Ignoring is the mildest of all the punishments which is suitable for some offending behavior. By ignoring you are withdrawing the most important reward that every child likes i.e. attention. The technique of ignoring is particularly effective when your youngster seems determined to irritate or shock you.
Your deliberate failure to be disconcerted by her whining or her sudden use of an expletive is bound to make her stop and think. Without your anger or surprise to stimulate her, she will lose interest in her tactic. Once she has reversed herself, be sure to commend her for the turnaround.
When ignoring your youngster, be steadfast. If she is demanding a piece of chocolate and you feel she should not have one at the moment, tell her so only once. Then look away so that you avoid eye contact with her and remain silent, despite her begging. This means not giving her even the slightest nonverbal cue. Smiling as though you secretly find her behavior cute will only encourage her. And it will visibly be tensing up, a sure sign to her that she is getting to you.

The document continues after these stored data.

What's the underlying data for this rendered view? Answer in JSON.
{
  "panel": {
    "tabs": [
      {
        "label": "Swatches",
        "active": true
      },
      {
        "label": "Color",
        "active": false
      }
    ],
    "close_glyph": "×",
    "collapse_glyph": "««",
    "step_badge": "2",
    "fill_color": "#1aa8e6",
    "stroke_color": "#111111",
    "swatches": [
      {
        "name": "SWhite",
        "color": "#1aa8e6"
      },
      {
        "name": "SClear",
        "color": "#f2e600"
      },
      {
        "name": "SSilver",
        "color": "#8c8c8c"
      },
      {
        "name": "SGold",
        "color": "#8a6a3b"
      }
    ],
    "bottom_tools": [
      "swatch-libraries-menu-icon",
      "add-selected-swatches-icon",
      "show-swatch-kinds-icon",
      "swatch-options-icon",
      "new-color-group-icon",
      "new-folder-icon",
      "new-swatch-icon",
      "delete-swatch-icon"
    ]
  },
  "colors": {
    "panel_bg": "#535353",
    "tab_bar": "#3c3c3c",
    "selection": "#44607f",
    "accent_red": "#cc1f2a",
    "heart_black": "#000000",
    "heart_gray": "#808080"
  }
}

Your youngster will now try everything to catch your attention, including running around the room, bouncing on the bed or rolling on the carpet. Your child may even climb onto your lap, tug at your clothes or grab your leg. It may take an act of will on your part, especially when her little face displays unhappiness, but refuse to acknowledge her actions.
Once she stops, start paying her attention to her. If she becomes involved in an activity and she has dropped her demand for chocolates, begin to praise her.
Some parents almost find it impossible to tune with the child’s whining, crying or tantrum and they give in. This is the mistake- ignoring is an all-or-nothing tactic. If you feel this happening, try removing yourself from the situation, providing your youngster is in no danger of harming herself. You might go in to your bedroom or bathroom and wait there until she calms down.
You may have to go through the process all over again day after day, as your child continues to test you. But if you persist in ignoring child behavior, you can be almost certain that it will disappear.